The practice manager opens a dashboard every Monday morning and sees something like: "12 calls flagged for callback this weekend, 4 about V codes, 6 about implant aftercare, 2 about an out-of-hours emergency". They work the list in 25 minutes. The agent handled the other 1,420 calls without anyone noticing.

The thing nobody warns you about: GDPR. Call recordings become special-category data once they sit alongside health context. We keep recordings 30 days, transcripts 90 days, and the structured booking data for the period the clinic's processor agreement specifies. The dashboard shows the retention policy on every screen, so nobody pastes a transcript into a group chat the way customer-service teams sometimes do.

The daily review loop

Every morning at 06:00, a job samples 30 calls from the previous day, runs each through a "did this go well?" classifier (prompt plus a small judge model), and posts the bottom 5 into a Slack channel the practice manager and our team share. Nine times out of ten the answer is "yes, the agent handled it". The tenth call is the gold dust. It points at a missing KB entry, a phrasing the ASR mishears, or a confidence threshold that needs adjusting.

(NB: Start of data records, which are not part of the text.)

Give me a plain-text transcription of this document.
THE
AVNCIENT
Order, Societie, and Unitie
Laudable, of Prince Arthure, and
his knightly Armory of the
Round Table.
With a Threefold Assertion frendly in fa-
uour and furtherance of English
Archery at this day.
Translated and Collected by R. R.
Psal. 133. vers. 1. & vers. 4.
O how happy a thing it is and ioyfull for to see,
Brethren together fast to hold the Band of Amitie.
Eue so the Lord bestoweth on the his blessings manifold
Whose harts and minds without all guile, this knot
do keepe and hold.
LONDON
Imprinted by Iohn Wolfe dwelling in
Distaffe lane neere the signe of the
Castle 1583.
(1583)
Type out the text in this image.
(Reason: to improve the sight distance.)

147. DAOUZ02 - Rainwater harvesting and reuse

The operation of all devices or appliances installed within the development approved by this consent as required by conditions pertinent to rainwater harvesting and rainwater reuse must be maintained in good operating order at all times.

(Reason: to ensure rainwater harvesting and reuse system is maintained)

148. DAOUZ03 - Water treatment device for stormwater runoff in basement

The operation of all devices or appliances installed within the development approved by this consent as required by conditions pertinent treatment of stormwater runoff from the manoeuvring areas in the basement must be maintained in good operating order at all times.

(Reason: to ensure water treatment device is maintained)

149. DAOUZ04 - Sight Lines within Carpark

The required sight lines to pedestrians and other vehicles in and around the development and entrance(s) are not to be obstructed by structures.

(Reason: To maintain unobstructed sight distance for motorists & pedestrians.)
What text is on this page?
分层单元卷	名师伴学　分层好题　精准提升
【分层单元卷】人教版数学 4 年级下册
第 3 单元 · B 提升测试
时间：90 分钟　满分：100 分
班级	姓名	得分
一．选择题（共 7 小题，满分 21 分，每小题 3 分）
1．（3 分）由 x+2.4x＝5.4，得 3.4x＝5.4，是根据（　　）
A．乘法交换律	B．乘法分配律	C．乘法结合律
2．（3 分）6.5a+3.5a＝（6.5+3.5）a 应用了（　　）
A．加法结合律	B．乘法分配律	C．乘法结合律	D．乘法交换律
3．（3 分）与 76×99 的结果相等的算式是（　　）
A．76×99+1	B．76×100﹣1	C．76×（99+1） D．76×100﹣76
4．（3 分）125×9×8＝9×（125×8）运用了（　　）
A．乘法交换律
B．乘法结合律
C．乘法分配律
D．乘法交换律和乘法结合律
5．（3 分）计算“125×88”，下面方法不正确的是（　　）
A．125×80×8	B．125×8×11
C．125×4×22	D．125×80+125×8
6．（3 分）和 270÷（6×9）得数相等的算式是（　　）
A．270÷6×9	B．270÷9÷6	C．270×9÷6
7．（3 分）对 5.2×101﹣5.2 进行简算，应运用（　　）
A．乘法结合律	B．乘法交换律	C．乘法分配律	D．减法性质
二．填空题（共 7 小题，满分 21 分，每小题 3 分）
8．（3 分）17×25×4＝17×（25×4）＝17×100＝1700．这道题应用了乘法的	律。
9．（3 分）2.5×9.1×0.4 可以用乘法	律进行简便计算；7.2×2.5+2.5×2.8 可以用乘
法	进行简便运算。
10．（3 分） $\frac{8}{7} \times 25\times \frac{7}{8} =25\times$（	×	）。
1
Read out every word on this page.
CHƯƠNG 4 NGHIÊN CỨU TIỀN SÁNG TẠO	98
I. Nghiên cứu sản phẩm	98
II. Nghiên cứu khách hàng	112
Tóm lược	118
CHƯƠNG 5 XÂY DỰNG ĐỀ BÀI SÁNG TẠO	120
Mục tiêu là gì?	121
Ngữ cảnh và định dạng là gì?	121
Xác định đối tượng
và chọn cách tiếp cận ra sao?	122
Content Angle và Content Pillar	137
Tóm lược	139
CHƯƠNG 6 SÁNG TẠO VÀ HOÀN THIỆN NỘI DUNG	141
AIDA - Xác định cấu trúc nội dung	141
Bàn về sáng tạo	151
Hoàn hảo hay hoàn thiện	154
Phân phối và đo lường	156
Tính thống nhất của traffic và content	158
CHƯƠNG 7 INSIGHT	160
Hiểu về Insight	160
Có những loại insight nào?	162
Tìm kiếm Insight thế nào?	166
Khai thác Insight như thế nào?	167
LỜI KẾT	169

After eight weeks the bottom-5 sample stopped surfacing real issues. We dropped the daily review to weekly. The agent now answers around 90% of incoming calls end-to-end, books about 71% of them into the clinic calendar without a human touching the booking, and flags the rest for the morning team.

What this actually costs the clinic to ignore

When we built the voice line for this Dutch dental group, the part that took the longest was not the LLM. It was the SIP trunk capacity negotiation and the prestatiecode KB. We ended up solving the Friday-spike problem by pre-warming the worker pool 20 minutes before the weekly peak and pinning the carrier to a higher CPS ceiling for that window. The same pattern works for any voice agent on a real phone line, whether it answers for a clinic, an MOT garage, or a regional logistics dispatch.

If you are sitting on a line that drops calls at peak and you have not measured what those drops cost, the five-minute audit is this: pull last month's CDR (call detail records) from your PBX, count the calls that hit voicemail between 16:00 and 17:00 on Fridays, and multiply by your average booking value. The number is usually larger than the price of fixing it.

Key takeaway

A voice agent at 380 concurrent calls is a telephony, data, and GDPR project before it is an AI project. The model is the easy part.

FAQ

Can a voice agent really handle 380 simultaneous calls?

Yes, but the bottleneck is your SIP trunk and carrier rate limits, not the language model. Plan capacity at the telephony layer first, and pre-warm worker pools before known peaks.

What happens when the agent does not know the answer?

It books the appointment, flags the call for human follow-up in the morning, and tells the caller exactly what to expect next. It never guesses at insurance coverage.

Is recording phone calls legal under GDPR?

Yes, with a lawful basis, caller notice, and short retention. Calls in a health context are special-category data, so keep audio 30 days at most and document the policy where staff see it daily.

How accurate is Dutch speech recognition for dental terminology?

Out of the box, around 11% word error rate in the wild. With per-clinic vocabulary tuning and roughly 30 hours of in-domain audio, we got it under 5% on coverage-relevant words.